ECLI:NL:HR:2025:936

Hoge Raad

Datum uitspraak
13 juni 2025
Publicatiedatum
13 juni 2025
Zaaknummer
25/00109
Instantie
Hoge Raad
Type
Uitspraak
Procedures
  • Artikel 80a RO-zaken
Vindplaatsen
  • Rechtspraak.nl
AI samenvatting door LexboostAutomatisch gegenereerd

Cassatieberoep niet-ontvankelijk verklaard door de Hoge Raad

In deze zaak heeft de Hoge Raad op 13 juni 2025 uitspraak gedaan in het cassatieberoep ingesteld door [X] tegen de uitspraak van de Rechtbank Den Haag van 3 december 2024, nr.
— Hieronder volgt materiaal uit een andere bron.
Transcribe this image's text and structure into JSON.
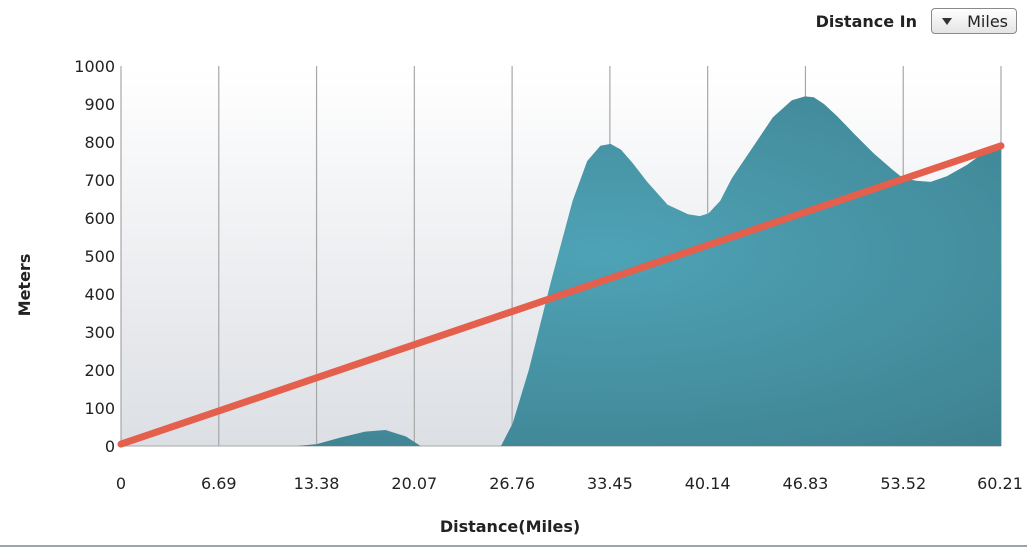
{
  "controls": {
    "distance_in_label": "Distance In",
    "unit_value": "Miles",
    "caret_icon": "caret-down-icon"
  },
  "colors": {
    "area_fill": "#3d7f8e",
    "area_highlight": "#4ea3b6",
    "line": "#e45f4c",
    "grid": "#a7a7a7",
    "plot_bg_top": "#ffffff",
    "plot_bg_bottom": "#dcdfe4"
  },
  "chart_data": {
    "type": "area",
    "xlabel": "Distance(Miles)",
    "ylabel": "Meters",
    "xlim": [
      0,
      60.21
    ],
    "ylim": [
      0,
      1000
    ],
    "x_ticks": [
      "0",
      "6.69",
      "13.38",
      "20.07",
      "26.76",
      "33.45",
      "40.14",
      "46.83",
      "53.52",
      "60.21"
    ],
    "y_ticks": [
      "0",
      "100",
      "200",
      "300",
      "400",
      "500",
      "600",
      "700",
      "800",
      "900",
      "1000"
    ],
    "grid": true,
    "series": [
      {
        "type": "area",
        "x": [
          0,
          12.0,
          13.4,
          15.0,
          16.7,
          18.1,
          19.5,
          20.5,
          26.0,
          26.8,
          27.9,
          29.4,
          30.9,
          31.9,
          32.8,
          33.5,
          34.2,
          35.0,
          36.0,
          37.4,
          38.8,
          39.6,
          40.2,
          41.0,
          41.8,
          43.2,
          44.6,
          45.9,
          46.8,
          47.4,
          48.1,
          49.0,
          50.2,
          51.5,
          52.7,
          53.5,
          54.4,
          55.4,
          56.5,
          57.9,
          59.3,
          60.21
        ],
        "y": [
          0,
          0,
          5,
          22,
          38,
          42,
          25,
          0,
          0,
          60,
          200,
          430,
          645,
          750,
          790,
          795,
          780,
          745,
          695,
          635,
          610,
          605,
          612,
          645,
          705,
          785,
          865,
          910,
          920,
          918,
          900,
          868,
          820,
          770,
          730,
          705,
          698,
          695,
          710,
          740,
          780,
          790
        ]
      },
      {
        "type": "line",
        "x": [
          0,
          60.21
        ],
        "y": [
          5,
          790
        ]
      }
    ]
  }
}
SGR 23/8222 V. De Hoge Raad heeft de ontvankelijkheid van het beroep in cassatie beoordeeld en geconcludeerd dat de klachten over de uitspraak van de Rechtbank niet kunnen slagen. De procureur-generaal bij de Hoge Raad heeft de gelegenheid gekregen om een advies uit te brengen, maar de Hoge Raad heeft besloten het cassatieberoep zonder verdere motivering niet-ontvankelijk te verklaren, zoals toegestaan onder artikel 80a van de Wet op de rechterlijke organisatie. Daarnaast heeft de Hoge Raad geen aanleiding gezien om een veroordeling in de proceskosten uit te spreken. Het arrest is gewezen door de raadsheer E.F. Faase als voorzitter, en de raadsheren P.A.G.M. Cools en F.G.F. Peters, in tegenwoordigheid van de waarnemend griffier E. Cichowski, en is openbaar uitgesproken op 13 juni 2025.

Uitspraak

HOGE RAAD DER NEDERLANDEN
BELASTINGKAMER
Nummer25/00109
Datum13 juni 2025
ARREST
op het door [X] ingestelde beroep in cassatie tegen de uitspraak van de Rechtbank Den Haag van 3 december 2024, nr. SGR 23/8222 V.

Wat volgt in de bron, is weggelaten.